A urinary exosome assay interrogating small non-coding RNAs accurately identifies and stratifies prostate cancer into low-, intermediate-, or high-risk disease
Laurence Klotz1, Greg Dirienzo2, Winnie Wang2, Martin Tenniswood2.
1Urology, Sunnybrook HSC, University of Toronto, Toronto, ON, Canada; 2miRScientific Inc, Albany, NY, United States
Introduction: The miR Sentinel® Test measures the expression of 442 small non-coding RNAs (sncRNAs) extracted from urinary exosomes to differentiate patients with no molecular evidence of prostate cancer (NMEPCa) from those with molecular evidence of prostate cancer (MEPCa). The test further classifies men with MEPCa into low-, intermediate- or high-risk disease. We compared the results of the miR Sentinel® PCC4 Test to systematic and magnetic resonance imaging (MRI)-guided core needle biopsy in men at risk for prostate cancer undergoing biopsy.
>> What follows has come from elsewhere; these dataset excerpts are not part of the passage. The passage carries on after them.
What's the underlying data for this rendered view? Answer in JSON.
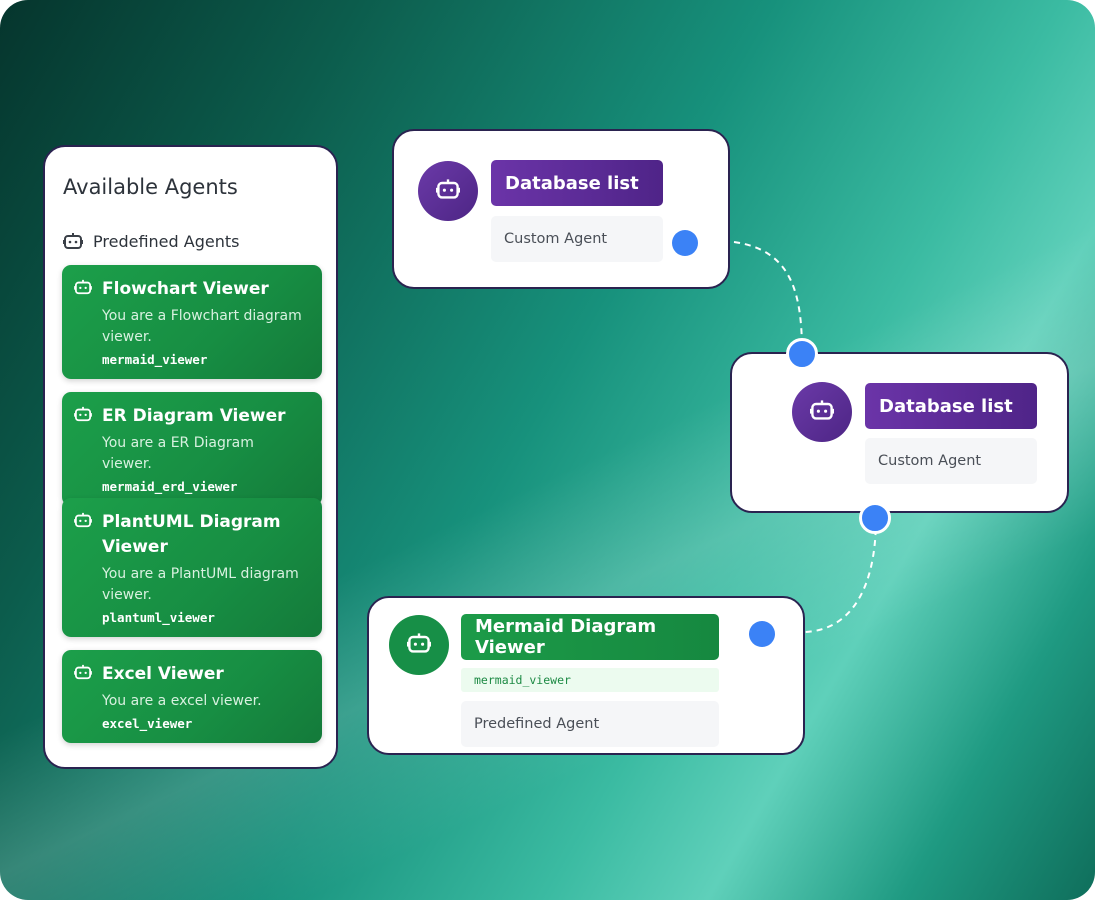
{
  "panel": {
    "title": "Available Agents",
    "section_label": "Predefined Agents",
    "agents": [
      {
        "name": "Flowchart Viewer",
        "description": "You are a Flowchart diagram viewer.",
        "code": "mermaid_viewer"
      },
      {
        "name": "ER Diagram Viewer",
        "description": "You are a ER Diagram viewer.",
        "code": "mermaid_erd_viewer"
      },
      {
        "name": "PlantUML Diagram Viewer",
        "description": "You are a PlantUML diagram viewer.",
        "code": "plantuml_viewer"
      },
      {
        "name": "Excel Viewer",
        "description": "You are a excel viewer.",
        "code": "excel_viewer"
      }
    ]
  },
  "nodes": [
    {
      "title": "Database list",
      "subtitle": "Custom Agent",
      "color": "purple"
    },
    {
      "title": "Database list",
      "subtitle": "Custom Agent",
      "color": "purple"
    },
    {
      "title": "Mermaid Diagram Viewer",
      "code": "mermaid_viewer",
      "subtitle": "Predefined Agent",
      "color": "green"
    }
  ],
  "colors": {
    "green": "#178f47",
    "purple": "#5b2c96",
    "handle": "#3b82f6",
    "border": "#2a2350"
  },
  "icons": {
    "agent": "robot-icon"
  }
}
Methods: A total of 763 biopsy-naive men over 45 years of age undergoing systematic and/or targeted biopsy were recruited. sncRNAs were isolated from urinary exosomes and interrogated by RT-qPCR on a custom-designed OpenArray platform.
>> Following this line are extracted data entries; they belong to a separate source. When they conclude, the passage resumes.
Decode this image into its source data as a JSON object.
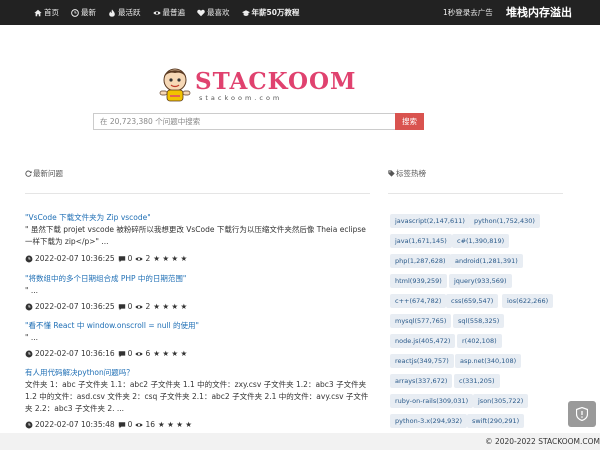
{
  "nav": {
    "items": [
      {
        "label": "首页",
        "icon": "home-icon"
      },
      {
        "label": "最新",
        "icon": "clock-icon"
      },
      {
        "label": "最活跃",
        "icon": "fire-icon"
      },
      {
        "label": "最普遍",
        "icon": "eye-icon"
      },
      {
        "label": "最喜欢",
        "icon": "heart-icon"
      },
      {
        "label": "年薪50万教程",
        "icon": "graduation-cap-icon"
      }
    ],
    "login_ad": "1秒登录去广告",
    "overflow_brand": "堆栈内存溢出"
  },
  "logo": {
    "title": "STACKOOM",
    "subtitle": "stackoom.com"
  },
  "search": {
    "placeholder": "在 20,723,380 个问题中搜索",
    "button": "搜索"
  },
  "questions_header": "最新问题",
  "tags_header": "标签热榜",
  "questions": [
    {
      "title": "\"VsCode 下载文件夹为 Zip vscode\"",
      "excerpt": "\" 虽然下载 projet vscode 被粉碎所以我想更改 VsCode 下载行为以压缩文件夹然后像 Theia eclipse 一样下载为 zip</p>\" ...",
      "date": "2022-02-07 10:36:25",
      "answers": "0",
      "views": "2",
      "stars": "★ ★ ★ ★"
    },
    {
      "title": "\"将数组中的多个日期组合成 PHP 中的日期范围\"",
      "excerpt": "\" ...",
      "date": "2022-02-07 10:36:25",
      "answers": "0",
      "views": "2",
      "stars": "★ ★ ★ ★"
    },
    {
      "title": "\"看不懂 React 中 window.onscroll = null 的使用\"",
      "excerpt": "\" ...",
      "date": "2022-02-07 10:36:16",
      "answers": "0",
      "views": "6",
      "stars": "★ ★ ★ ★"
    },
    {
      "title": "有人用代码解决python问题吗？",
      "excerpt": "文件夹 1：abc 子文件夹 1.1：abc2 子文件夹 1.1 中的文件：zxy.csv 子文件夹 1.2：abc3 子文件夹 1.2 中的文件：asd.csv 文件夹 2：csq 子文件夹 2.1：abc2 子文件夹 2.1 中的文件：avy.csv 子文件夹 2.2：abc3 子文件夹 2. ...",
      "date": "2022-02-07 10:35:48",
      "answers": "0",
      "views": "16",
      "stars": "★ ★ ★ ★"
    }
  ],
  "tags": [
    "javascript(2,147,611)",
    "python(1,752,430)",
    "java(1,671,145)",
    "c#(1,390,819)",
    "php(1,287,628)",
    "android(1,281,391)",
    "html(939,259)",
    "jquery(933,569)",
    "c++(674,782)",
    "css(659,547)",
    "ios(622,266)",
    "mysql(577,765)",
    "sql(558,325)",
    "node.js(405,472)",
    "r(402,108)",
    "reactjs(349,757)",
    "asp.net(340,108)",
    "arrays(337,672)",
    "c(331,205)",
    "ruby-on-rails(309,031)",
    "json(305,722)",
    "python-3.x(294,932)",
    "swift(290,291)"
  ],
  "footer": "© 2020-2022 STACKOOM.COM",
  "colors": {
    "navbar": "#222222",
    "brand_pink": "#e0426f",
    "link_blue": "#1f6fb5",
    "search_button": "#d9534f",
    "tag_bg": "#e8edf3"
  }
}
Results: The molecular classification was compared to the biopsy grade group (Table 1). Sensitivity for NPEPC or grade group (GG) 1 vs. GG 2–5 was (75+18+4+105=203)/221=92.2% and the negative predictive value for absence of GG 2–5 PCa was (221+64+12+123=420)/(238+200=420)=96%. The apparent false-positive rate for GG 2–5 cancer was (34+35+32+22=(123)/(543)=23%. A total of 208 patients had discordant systematic and targeted biopsies; 29 of these had a negative systematic biopsy and a positive targeted biopsy. The molecular test predicted the targeted biopsy outcome in 27/29=93.1% overall, and in 14/15 (93%) of the cases with GG 2–5 cancer. In the 18 patients with positive systematic and negative MRI-targeted biopsies, the test result predicted the positive biopsy in 100%.
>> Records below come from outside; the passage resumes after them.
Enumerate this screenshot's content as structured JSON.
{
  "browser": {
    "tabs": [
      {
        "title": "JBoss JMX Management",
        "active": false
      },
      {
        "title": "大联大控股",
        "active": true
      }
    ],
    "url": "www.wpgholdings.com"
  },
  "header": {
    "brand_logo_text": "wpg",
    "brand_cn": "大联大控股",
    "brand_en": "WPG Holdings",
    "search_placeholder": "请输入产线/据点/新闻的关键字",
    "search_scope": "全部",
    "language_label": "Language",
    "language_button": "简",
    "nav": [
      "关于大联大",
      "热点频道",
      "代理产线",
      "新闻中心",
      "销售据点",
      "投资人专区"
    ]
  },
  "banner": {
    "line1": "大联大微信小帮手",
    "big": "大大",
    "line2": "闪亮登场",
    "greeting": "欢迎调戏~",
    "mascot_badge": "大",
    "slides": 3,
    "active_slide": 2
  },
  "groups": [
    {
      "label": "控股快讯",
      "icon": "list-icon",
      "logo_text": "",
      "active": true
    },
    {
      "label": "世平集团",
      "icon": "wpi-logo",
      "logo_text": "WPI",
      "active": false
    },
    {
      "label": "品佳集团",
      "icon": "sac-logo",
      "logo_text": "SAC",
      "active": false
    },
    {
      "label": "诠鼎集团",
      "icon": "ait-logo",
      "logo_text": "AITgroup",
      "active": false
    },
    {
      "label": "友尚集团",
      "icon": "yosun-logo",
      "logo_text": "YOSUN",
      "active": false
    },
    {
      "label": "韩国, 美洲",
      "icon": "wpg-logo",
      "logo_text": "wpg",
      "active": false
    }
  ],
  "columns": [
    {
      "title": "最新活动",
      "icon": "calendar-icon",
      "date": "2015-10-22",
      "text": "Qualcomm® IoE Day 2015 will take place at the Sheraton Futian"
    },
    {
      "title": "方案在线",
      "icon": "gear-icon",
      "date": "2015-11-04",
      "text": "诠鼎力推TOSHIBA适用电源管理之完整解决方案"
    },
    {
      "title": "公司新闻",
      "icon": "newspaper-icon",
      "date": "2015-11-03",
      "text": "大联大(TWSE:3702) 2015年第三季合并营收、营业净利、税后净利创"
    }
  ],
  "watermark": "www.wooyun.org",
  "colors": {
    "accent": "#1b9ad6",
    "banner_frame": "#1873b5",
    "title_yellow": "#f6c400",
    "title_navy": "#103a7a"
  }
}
Conclusions: The miR Sentinel Test offers an accurate, non-invasive means to accurately identify the presence or absence of prostate cancer and classify risk status to predict pathological grade on biopsy. The high predictive accuracy of the test in patients whose systematic and targeted biopsies were discordant suggests that the 23% discordance between the negative biopsy result and the positive Sentinel Test result was, in most cases, due to false-negative biopsies.